Working largely on the basis of this communication from Derdowski, Ramult estimates the dispersal of Kashubians around the world at 130,700, including 90, 700 in the United States, 25,000 in Canada, and 15,000 in Brazil. Even though Winona's population of 4,000 Kashubians was less than the Kashubian populations of Illinois (30,000) and Wisconsin (30,000), and New York (7.000), it is significant that he agreed with Derdowski's identification of Winona as the Kashubian Capital of America.
But just how Kashubian did the immigrants consider themselves in 1900? As soon as they had arrived, Winonans had referred to them as “Polaks” and “Polanders.” The Kashubians’ neighborhood was originally known as “Warsaw.” After the parish of Saint Stanislaus Kostka was established in 1871, it was staffed with priests who spoke “pure Polish,” not Kashubian.

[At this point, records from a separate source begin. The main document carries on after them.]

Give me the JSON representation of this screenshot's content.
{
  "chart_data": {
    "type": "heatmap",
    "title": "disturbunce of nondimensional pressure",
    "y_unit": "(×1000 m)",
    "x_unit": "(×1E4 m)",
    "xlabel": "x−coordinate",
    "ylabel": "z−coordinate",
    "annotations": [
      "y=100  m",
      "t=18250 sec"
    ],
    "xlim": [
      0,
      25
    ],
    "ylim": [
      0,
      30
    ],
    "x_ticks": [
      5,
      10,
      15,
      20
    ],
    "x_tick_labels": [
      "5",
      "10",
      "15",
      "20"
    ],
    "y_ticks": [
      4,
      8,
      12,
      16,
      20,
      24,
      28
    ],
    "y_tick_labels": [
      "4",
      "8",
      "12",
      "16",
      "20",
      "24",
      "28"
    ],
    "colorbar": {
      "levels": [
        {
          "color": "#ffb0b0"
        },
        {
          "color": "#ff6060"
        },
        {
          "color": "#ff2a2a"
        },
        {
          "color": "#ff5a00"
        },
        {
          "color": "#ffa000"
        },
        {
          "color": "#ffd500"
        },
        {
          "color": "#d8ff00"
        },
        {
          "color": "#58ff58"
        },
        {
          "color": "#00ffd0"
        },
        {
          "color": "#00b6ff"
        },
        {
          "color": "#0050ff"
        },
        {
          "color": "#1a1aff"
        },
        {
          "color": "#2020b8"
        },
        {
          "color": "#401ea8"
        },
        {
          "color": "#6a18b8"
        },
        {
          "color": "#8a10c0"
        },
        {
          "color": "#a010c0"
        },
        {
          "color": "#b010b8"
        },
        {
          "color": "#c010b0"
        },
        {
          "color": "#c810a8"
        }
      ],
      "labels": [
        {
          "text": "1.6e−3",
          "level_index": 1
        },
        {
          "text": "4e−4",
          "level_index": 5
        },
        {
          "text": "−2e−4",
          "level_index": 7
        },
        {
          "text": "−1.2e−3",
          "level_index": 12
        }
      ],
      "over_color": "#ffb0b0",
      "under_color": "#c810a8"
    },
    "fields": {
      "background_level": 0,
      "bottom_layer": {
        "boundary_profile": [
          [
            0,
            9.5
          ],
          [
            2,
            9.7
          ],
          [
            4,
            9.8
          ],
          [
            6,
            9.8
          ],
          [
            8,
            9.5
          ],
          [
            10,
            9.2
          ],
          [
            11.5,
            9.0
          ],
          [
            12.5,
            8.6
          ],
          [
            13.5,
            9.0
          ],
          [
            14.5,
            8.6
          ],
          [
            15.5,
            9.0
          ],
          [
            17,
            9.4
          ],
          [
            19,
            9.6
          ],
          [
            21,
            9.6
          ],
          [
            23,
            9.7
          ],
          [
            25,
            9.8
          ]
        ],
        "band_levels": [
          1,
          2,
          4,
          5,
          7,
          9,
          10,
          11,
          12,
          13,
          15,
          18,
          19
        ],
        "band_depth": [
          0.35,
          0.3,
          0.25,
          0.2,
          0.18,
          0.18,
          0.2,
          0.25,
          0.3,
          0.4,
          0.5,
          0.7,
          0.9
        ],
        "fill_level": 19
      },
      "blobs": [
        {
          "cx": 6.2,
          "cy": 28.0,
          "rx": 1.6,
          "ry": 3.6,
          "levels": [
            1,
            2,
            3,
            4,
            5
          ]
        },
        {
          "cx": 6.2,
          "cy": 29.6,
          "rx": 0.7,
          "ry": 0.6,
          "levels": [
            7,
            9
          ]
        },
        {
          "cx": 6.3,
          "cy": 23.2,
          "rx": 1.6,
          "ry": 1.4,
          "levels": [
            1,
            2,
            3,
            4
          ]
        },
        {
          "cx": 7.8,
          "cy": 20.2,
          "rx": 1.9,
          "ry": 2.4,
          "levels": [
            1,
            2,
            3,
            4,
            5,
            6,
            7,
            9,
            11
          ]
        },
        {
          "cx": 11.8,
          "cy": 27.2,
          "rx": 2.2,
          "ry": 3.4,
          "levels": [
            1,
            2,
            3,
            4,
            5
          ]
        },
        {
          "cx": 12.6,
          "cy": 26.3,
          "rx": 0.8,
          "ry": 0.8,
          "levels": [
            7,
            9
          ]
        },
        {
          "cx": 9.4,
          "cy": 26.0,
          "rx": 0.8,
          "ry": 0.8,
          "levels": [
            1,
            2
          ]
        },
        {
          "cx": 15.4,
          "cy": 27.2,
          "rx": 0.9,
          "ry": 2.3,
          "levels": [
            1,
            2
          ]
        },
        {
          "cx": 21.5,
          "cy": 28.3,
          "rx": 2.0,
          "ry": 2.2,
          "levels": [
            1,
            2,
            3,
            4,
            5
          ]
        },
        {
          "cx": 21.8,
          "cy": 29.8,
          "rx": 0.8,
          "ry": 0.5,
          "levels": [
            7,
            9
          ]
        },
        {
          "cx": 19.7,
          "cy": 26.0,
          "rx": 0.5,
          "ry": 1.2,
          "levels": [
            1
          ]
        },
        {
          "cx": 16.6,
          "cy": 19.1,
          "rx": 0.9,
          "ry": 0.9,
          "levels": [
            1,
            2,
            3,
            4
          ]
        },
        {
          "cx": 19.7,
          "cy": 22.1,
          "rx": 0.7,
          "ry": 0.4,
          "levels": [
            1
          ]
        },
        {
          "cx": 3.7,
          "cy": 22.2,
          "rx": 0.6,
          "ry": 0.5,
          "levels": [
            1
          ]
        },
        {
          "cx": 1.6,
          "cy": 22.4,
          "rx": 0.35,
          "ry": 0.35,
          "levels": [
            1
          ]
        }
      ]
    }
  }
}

The parish school educated its students in “pure Polish,” and Derdowski prided himself on having taught his Kashubian readers “pure Polish.” As Polish immigration from all three partitions of Poland picked up speed after 1870, the concept of Polonia as a Polish nation within America became more and more popular. Instead of the grinding poverty which had forced Kashubians to seek a better life in America, they could now embrace nearly a millenium of glorious Polish history and high culture extending from Mieszko the First to Tadeusz Kosciuszko. Their Kashubian accents and vocabulary still remained, but in all other respects Winona’s Kashubian immigrants had become essentially Polish.
This “Polonization” of Winona’s Kashubian community was unavoidable. Nor, despite the Kashubians’ resistance to Polonization in the old country, was it a bad thing in the new country. Derdowski himself had stated, even before emigrating to the United States, that “there is no Kashubia without Poland and no Poland without Kashubia.” Though he Kashubia’s first published poet, Derdowski yet recognized that the Kashubians themselves had never constituted a nation by themselves, and never would. Therefore he believed that the Kashubians’ destiny was as a part of a reunited Polish nation. Like the rest of Polonia's intelligentsia, he placed the highest priority upon working toward Polish reunification. In changing over from an isolated Kashubian settlement to an important outpost of American Polonia, Winona’s Kashubian Polish community was following the trajectory set out by its greatest and most famous member, Hieronim Derdowski.